Let's also take a deeper dive and look at the individual games. The RX 6600 leads Nvidia's RTX 3060 in several AMD promoted games (Assassin's Creed Valhalla, Borderlands 3, and Dirt 5) along with Forza Horizon 4. Everything else favors the RTX 3060 by anywhere from 2% to as much as 14%. The RTX 3060 would easily win out if both cards were available for their MSRPs, but we'll have to wait and see what street pricing looks like on the RX 6600 over the next few weeks.
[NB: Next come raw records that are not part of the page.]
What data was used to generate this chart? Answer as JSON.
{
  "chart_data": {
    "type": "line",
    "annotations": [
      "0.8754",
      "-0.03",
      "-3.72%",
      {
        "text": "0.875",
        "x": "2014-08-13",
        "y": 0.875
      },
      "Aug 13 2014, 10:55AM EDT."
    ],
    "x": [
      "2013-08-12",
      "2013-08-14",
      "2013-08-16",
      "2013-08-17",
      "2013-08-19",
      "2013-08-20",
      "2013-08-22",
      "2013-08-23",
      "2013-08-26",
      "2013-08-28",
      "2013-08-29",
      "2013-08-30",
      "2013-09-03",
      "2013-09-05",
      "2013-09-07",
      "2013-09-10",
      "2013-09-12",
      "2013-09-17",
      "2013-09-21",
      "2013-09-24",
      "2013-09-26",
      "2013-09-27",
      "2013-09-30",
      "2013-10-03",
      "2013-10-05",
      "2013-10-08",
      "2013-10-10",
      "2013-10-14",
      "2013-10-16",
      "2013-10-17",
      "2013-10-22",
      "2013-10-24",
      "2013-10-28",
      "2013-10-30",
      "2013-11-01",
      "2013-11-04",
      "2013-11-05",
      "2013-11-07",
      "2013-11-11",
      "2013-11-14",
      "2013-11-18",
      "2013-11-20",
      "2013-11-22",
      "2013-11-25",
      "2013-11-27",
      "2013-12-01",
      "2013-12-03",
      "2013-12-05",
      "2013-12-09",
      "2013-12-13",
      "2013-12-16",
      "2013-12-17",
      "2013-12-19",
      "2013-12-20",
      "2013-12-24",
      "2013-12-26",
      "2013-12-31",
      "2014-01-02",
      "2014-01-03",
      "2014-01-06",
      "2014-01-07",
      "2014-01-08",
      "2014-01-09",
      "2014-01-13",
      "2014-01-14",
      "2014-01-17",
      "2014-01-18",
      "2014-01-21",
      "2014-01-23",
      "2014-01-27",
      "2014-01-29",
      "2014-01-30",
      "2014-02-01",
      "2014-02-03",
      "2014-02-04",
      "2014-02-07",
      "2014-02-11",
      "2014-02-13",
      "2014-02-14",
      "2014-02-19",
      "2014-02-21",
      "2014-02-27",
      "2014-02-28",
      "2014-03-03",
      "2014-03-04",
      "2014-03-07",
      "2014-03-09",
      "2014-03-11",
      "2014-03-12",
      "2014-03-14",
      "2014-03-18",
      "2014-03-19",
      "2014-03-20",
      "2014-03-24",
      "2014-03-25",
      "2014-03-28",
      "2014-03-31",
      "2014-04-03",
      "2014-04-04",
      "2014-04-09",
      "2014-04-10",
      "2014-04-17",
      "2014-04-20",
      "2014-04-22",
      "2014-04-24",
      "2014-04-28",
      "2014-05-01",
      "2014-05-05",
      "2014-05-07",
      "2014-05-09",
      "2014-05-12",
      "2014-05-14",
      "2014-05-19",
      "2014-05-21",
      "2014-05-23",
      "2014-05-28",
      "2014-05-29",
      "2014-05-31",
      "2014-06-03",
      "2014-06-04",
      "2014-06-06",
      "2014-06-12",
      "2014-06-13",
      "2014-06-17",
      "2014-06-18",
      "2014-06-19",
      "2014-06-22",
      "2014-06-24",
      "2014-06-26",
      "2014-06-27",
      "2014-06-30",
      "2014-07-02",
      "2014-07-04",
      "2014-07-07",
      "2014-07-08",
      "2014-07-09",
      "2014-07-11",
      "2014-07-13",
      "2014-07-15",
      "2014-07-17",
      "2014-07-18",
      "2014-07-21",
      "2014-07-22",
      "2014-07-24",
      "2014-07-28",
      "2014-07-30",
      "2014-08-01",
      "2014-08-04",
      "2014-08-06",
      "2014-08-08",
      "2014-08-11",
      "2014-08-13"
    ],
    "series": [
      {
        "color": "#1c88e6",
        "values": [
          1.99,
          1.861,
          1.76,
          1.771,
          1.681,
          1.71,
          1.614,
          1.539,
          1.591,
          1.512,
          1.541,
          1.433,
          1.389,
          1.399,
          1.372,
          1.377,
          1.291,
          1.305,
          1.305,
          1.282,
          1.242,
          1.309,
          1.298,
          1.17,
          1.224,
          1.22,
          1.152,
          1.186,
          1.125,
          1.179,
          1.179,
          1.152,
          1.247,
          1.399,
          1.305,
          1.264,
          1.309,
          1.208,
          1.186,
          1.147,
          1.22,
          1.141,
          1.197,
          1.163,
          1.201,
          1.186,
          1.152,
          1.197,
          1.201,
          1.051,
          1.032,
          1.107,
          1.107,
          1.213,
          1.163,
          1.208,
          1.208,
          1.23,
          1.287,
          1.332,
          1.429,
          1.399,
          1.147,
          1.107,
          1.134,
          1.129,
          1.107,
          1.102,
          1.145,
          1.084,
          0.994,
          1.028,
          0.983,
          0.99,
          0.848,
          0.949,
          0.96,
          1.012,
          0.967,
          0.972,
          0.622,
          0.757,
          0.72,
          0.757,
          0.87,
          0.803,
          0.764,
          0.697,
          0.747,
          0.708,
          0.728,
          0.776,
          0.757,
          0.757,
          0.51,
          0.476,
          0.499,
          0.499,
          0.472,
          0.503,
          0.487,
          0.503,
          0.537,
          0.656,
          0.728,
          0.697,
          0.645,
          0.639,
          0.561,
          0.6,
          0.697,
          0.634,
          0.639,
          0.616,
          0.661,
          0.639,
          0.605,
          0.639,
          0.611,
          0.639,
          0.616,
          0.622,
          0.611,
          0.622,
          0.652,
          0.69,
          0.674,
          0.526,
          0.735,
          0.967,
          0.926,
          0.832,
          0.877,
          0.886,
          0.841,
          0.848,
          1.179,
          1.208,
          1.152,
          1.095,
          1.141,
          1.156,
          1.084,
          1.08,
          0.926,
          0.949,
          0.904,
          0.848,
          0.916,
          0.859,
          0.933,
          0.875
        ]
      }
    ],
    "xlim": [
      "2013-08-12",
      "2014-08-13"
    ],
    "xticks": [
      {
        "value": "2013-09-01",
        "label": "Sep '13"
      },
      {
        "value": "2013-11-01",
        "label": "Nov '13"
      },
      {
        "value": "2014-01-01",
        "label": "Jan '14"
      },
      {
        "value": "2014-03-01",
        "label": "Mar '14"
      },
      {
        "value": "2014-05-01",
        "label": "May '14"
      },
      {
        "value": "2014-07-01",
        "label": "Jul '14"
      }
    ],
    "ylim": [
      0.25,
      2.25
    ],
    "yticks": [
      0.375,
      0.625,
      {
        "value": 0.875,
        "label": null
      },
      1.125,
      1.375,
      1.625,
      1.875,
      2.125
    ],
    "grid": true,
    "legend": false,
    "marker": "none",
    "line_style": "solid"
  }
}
We're not going to do a separate page for DXR this time, because as you can see in the above charts, the less said the better. The more complex ray tracing games really don't do too well on the RX 6600. AMD's RDNA2 architecture doesn't have hardware accelerated BVH traversal, instead relying on shader code to do that part of the ray tracing algorithm, and that may be part of what causes performance to suffer — something for RDNA3 to fix. Whatever the case, games that use multiple ray tracing effects, and in particular games that aren't AMD promoted (looking at you, Godfall and Dirt 5) tend to perform quite poorly on the Navi 23 GPUs.
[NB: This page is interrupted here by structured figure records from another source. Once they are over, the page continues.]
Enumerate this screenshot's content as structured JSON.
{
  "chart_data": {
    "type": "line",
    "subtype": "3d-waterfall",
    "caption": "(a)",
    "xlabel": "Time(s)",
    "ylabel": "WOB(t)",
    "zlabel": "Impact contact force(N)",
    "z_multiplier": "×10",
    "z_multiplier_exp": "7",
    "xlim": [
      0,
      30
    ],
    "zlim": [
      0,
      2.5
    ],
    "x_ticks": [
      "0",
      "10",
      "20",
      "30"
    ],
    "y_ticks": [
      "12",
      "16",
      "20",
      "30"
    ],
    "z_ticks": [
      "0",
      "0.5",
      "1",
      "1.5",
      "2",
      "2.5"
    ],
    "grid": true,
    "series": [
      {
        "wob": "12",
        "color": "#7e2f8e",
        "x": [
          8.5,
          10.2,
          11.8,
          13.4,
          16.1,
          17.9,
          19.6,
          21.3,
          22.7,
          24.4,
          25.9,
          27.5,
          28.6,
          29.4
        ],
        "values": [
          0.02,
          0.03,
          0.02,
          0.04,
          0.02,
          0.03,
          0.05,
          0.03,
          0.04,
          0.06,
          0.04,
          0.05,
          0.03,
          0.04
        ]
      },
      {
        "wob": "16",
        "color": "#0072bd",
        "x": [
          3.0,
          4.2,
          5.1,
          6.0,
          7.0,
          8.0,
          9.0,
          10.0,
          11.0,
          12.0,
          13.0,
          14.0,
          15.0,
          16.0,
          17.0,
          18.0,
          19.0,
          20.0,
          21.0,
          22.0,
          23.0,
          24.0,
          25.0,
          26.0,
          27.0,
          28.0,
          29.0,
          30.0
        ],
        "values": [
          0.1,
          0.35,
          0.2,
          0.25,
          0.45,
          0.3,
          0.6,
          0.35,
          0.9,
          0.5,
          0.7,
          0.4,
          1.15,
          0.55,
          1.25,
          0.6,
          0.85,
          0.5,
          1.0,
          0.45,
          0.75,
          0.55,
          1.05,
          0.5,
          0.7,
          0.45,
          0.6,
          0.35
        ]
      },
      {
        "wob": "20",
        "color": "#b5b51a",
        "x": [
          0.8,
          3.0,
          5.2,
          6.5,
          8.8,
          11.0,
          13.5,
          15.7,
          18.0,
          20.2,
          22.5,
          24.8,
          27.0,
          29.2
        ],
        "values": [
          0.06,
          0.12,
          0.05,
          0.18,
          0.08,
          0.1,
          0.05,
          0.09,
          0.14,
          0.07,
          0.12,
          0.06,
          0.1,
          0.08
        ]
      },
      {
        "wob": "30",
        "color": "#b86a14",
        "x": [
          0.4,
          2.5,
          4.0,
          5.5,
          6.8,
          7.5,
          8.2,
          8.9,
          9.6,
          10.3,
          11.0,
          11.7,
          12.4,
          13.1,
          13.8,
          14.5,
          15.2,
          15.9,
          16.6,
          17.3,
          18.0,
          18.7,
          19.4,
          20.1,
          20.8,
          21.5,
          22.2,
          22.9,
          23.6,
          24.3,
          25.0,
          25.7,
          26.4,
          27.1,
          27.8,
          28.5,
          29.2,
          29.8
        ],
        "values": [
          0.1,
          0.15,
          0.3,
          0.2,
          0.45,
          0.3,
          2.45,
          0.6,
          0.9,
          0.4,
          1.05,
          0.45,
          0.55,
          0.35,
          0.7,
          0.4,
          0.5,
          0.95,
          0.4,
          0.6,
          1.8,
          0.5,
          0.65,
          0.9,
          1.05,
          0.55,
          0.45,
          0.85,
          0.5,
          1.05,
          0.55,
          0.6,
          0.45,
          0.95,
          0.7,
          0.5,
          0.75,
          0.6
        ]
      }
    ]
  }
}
We didn't use DLSS or FSR upscaling here, so all of these results were run at native 1080p. Even then, multiple games were extremely unplayable at these settings. Of course, you wouldn't use maxed out settings with ray tracing if the result is sub-20 framerates, but we use the same settings across all GPUs. Also note that the games where performance really tanks (e.g., Cyberpunk 2077, Fortnite, Minecraft, and Watch Dogs Legion) can get a bit weird on minimum fps — the RX 6600 actually outperformed the RX 6600 XT from a couple months back, likely due to driver differences, but we're not going to get excited about either card when both are running at single digit framerates.
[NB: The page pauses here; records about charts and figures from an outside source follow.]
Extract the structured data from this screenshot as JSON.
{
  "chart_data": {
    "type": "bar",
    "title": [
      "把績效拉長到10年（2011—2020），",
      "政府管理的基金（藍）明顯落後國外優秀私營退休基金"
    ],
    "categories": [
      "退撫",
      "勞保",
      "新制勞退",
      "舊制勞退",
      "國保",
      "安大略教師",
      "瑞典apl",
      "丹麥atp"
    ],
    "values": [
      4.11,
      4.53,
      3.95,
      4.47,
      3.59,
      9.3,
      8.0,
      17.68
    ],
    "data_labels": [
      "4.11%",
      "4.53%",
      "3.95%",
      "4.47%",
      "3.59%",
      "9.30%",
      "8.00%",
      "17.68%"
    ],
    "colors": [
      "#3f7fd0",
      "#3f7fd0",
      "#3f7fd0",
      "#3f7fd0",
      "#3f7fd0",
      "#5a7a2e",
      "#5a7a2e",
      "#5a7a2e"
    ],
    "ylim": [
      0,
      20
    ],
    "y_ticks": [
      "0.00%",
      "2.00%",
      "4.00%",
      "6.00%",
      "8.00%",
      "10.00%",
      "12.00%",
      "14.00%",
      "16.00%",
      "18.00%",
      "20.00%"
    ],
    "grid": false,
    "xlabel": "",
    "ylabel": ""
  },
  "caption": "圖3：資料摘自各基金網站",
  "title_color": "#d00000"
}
Not to put too fine a point on it, but AMD's RDNA2 GPUs simply don't work very well at ray tracing when they only have a 128-bit memory bus and a 32MB Infinity Cache. That appears to be the major sticking point, and it's a bit interesting as we've seen quite a few games where even the RTX 2060 with 6GB VRAM still does okay. For whatever reason, AMD's RX 6000 GPUs often need more VRAM than Nvidia's GPUs in order to get serviceable ray tracing performance.